IL PUNTO Banda larga e Autostrade: le scorciatoie non servono
Muoversi in una situazione di emergenza come quella creata dal Covid 19 non è facile. Ma altrettanto miope è pensare di potersela cavare con scorciatoie. I casi della rete unica e di Autostrade stanno dimostrando quanto una decisione andasse presa. Ma la strada è tutt’altro che in discesa. Quando si scelgono vie societarie, i problemi sembrano risolversi automaticamente.
Invece è il contrario. Aspetti giuridici, di governo societario, di diritti degli azionisti da rispettare, e via dicendo, rendono il percorso difficile. Si pensi alla società della banda ultralarga che deve vedere confluire gli interessi della rete Tim con quelli di Open Fiber (controllata da Enel e Cdp). Non si può pensare che il mercato e gli altri attori se ne stiano alla finestra. Chi possiede cavi, ma anche chi gestisce torri di trasmissione vorrà essere della partita, visto che il discorso dovrà necessariamente (come da memorandum) allargarsi a nuove tecnologie wireless come il 5G.

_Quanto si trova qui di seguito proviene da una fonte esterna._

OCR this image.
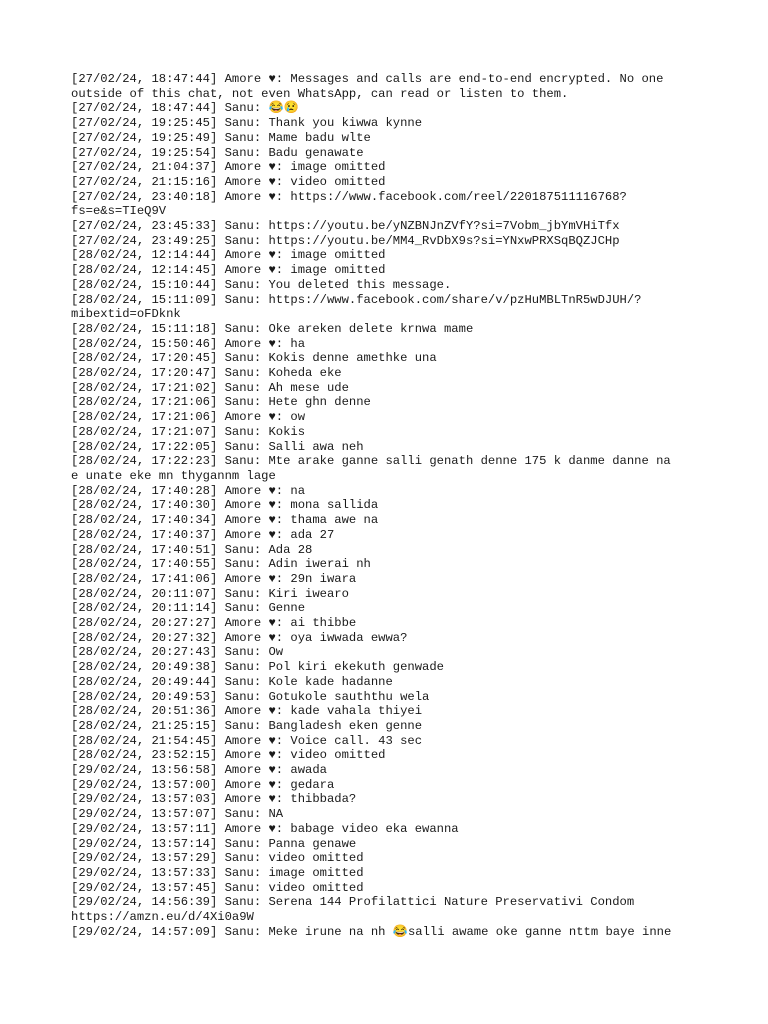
[27/02/24, 18:47:44] Amore ♥: Messages and calls are end-to-end encrypted. No one
outside of this chat, not even WhatsApp, can read or listen to them.
[27/02/24, 18:47:44] Sanu: 😂😢
[27/02/24, 19:25:45] Sanu: Thank you kiwwa kynne
[27/02/24, 19:25:49] Sanu: Mame badu wlte
[27/02/24, 19:25:54] Sanu: Badu genawate
[27/02/24, 21:04:37] Amore ♥: image omitted
[27/02/24, 21:15:16] Amore ♥: video omitted
[27/02/24, 23:40:18] Amore ♥: https://www.facebook.com/reel/220187511116768?
fs=e&s=TIeQ9V
[27/02/24, 23:45:33] Sanu: https://youtu.be/yNZBNJnZVfY?si=7Vobm_jbYmVHiTfx
[27/02/24, 23:49:25] Sanu: https://youtu.be/MM4_RvDbX9s?si=YNxwPRXSqBQZJCHp
[28/02/24, 12:14:44] Amore ♥: image omitted
[28/02/24, 12:14:45] Amore ♥: image omitted
[28/02/24, 15:10:44] Sanu: You deleted this message.
[28/02/24, 15:11:09] Sanu: https://www.facebook.com/share/v/pzHuMBLTnR5wDJUH/?
mibextid=oFDknk
[28/02/24, 15:11:18] Sanu: Oke areken delete krnwa mame
[28/02/24, 15:50:46] Amore ♥: ha
[28/02/24, 17:20:45] Sanu: Kokis denne amethke una
[28/02/24, 17:20:47] Sanu: Koheda eke
[28/02/24, 17:21:02] Sanu: Ah mese ude
[28/02/24, 17:21:06] Sanu: Hete ghn denne
[28/02/24, 17:21:06] Amore ♥: ow
[28/02/24, 17:21:07] Sanu: Kokis
[28/02/24, 17:22:05] Sanu: Salli awa neh
[28/02/24, 17:22:23] Sanu: Mte arake ganne salli genath denne 175 k danme danne na
e unate eke mn thygannm lage
[28/02/24, 17:40:28] Amore ♥: na
[28/02/24, 17:40:30] Amore ♥: mona sallida
[28/02/24, 17:40:34] Amore ♥: thama awe na
[28/02/24, 17:40:37] Amore ♥: ada 27
[28/02/24, 17:40:51] Sanu: Ada 28
[28/02/24, 17:40:55] Sanu: Adin iwerai nh
[28/02/24, 17:41:06] Amore ♥: 29n iwara
[28/02/24, 20:11:07] Sanu: Kiri iwearo
[28/02/24, 20:11:14] Sanu: Genne
[28/02/24, 20:27:27] Amore ♥: ai thibbe
[28/02/24, 20:27:32] Amore ♥: oya iwwada ewwa?
[28/02/24, 20:27:43] Sanu: Ow
[28/02/24, 20:49:38] Sanu: Pol kiri ekekuth genwade
[28/02/24, 20:49:44] Sanu: Kole kade hadanne
[28/02/24, 20:49:53] Sanu: Gotukole sauththu wela
[28/02/24, 20:51:36] Amore ♥: kade vahala thiyei
[28/02/24, 21:25:15] Sanu: Bangladesh eken genne
[28/02/24, 21:54:45] Amore ♥: Voice call. 43 sec
[28/02/24, 23:52:15] Amore ♥: video omitted
[29/02/24, 13:56:58] Amore ♥: awada
[29/02/24, 13:57:00] Amore ♥: gedara
[29/02/24, 13:57:03] Amore ♥: thibbada?
[29/02/24, 13:57:07] Sanu: NA
[29/02/24, 13:57:11] Amore ♥: babage video eka ewanna
[29/02/24, 13:57:14] Sanu: Panna genawe
[29/02/24, 13:57:29] Sanu: video omitted
[29/02/24, 13:57:33] Sanu: image omitted
[29/02/24, 13:57:45] Sanu: video omitted
[29/02/24, 14:56:39] Sanu: Serena 144 Profilattici Nature Preservativi Condom
https://amzn.eu/d/4Xi0a9W
[29/02/24, 14:57:09] Sanu: Meke irune na nh 😂salli awame oke ganne nttm baye inne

Per non parlare dei broadcaster come le tv, dalla Rai a Mediaset, anche loro pronte a fare capolino nelle telecomunicazioni, come già sta facendo Sky. Quando si parla di governo, di interesse pubblico non si intendono necessariamente o non solo i luoghi della politica, ma tutta l’architettura istituzionale del Paese. A cominciare da quelle Authority che in passato (si pensi a come accompagnarono la liberalizzazione del mercato elettrico) hanno avuto un ruolo nel rappresentare gli interessi collettivi e nel simulare mercati ancora inesistenti. Ma che in questi ultimi anni sembrano aver smarrito la via, finendo per imboccare una strada di cessione di fatto delle proprie responsabilità a favore del legislatore. Non capendo che la loro creazione era dovuta a una intuizione fondamentale che portò alla nascita della Consob, dell’antitrust, del Garante dell’energia, dell’agcom: uno Stato, una comunità, non si governano solo a forza di leggi.